Turning Archive 2006
I've been experiencing a 50% loss rate on my platter blanks. I've been cutting 2-3" thick disc's off of my bowl blanks to get a platter and a shallow bowl (stuff thats 14" and greater). It all comes from trunkwood and is "almost" quartersawn (off to one side of the pith). I mount the platter blank between centers and cut a slight tenon, put it in a chuck, and get it round and perfectly flat removing any remaining pith (and actually cutting beyond it at least 1/2 inch).

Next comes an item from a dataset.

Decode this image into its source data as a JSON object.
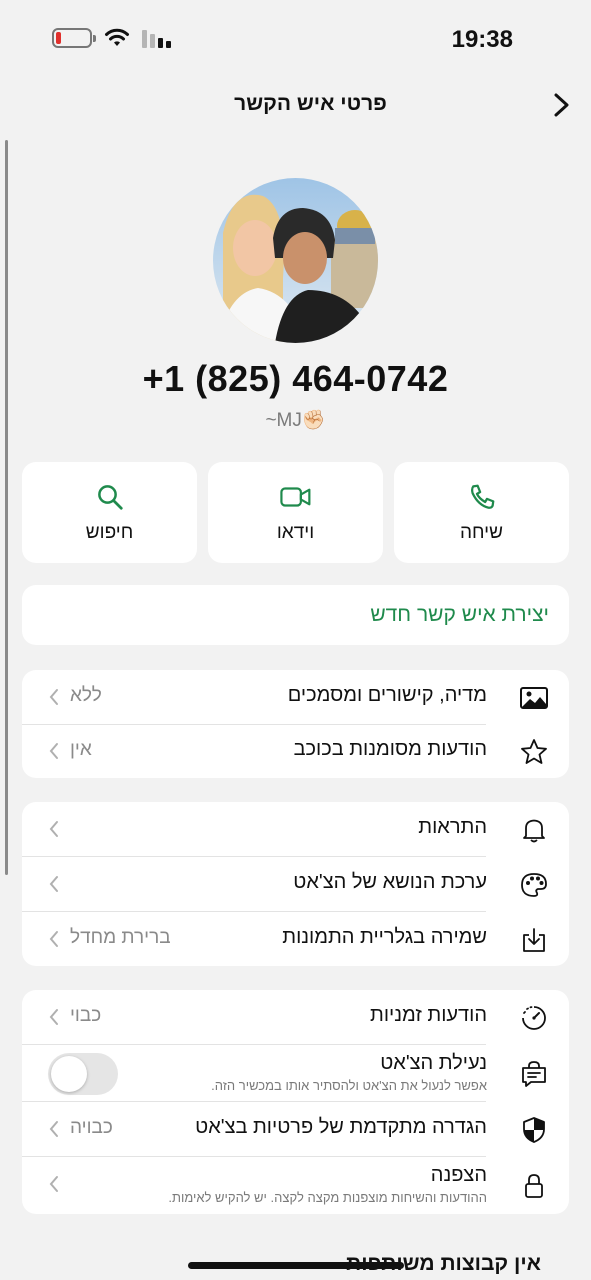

So, visualize a flat disc of wood, with a shallow 5" tenon on the back side. I wax this completely, throw it in a bag for 30-45 days (when its dry out Winter/summer) then pull it out and let it air dry for a year or two depending on the wood (usually maple, some poplar and a little cherry/black Walnut). During this time, I keep it close to the ground and out of a draft.
They typically split close to the center where the grain is longest, 2-3 months after they are roughed out. It doesn't seem to be related to the pith as its usually off to one side or the other. If I make them any thinner, they "potato-chip" out of shape so badly, I can't get a platter out of it any more. The larger the platter, the worse it tends to be.
What am I doing wrong? Do I just need to use bigger trees to get something that is completely quartersawn?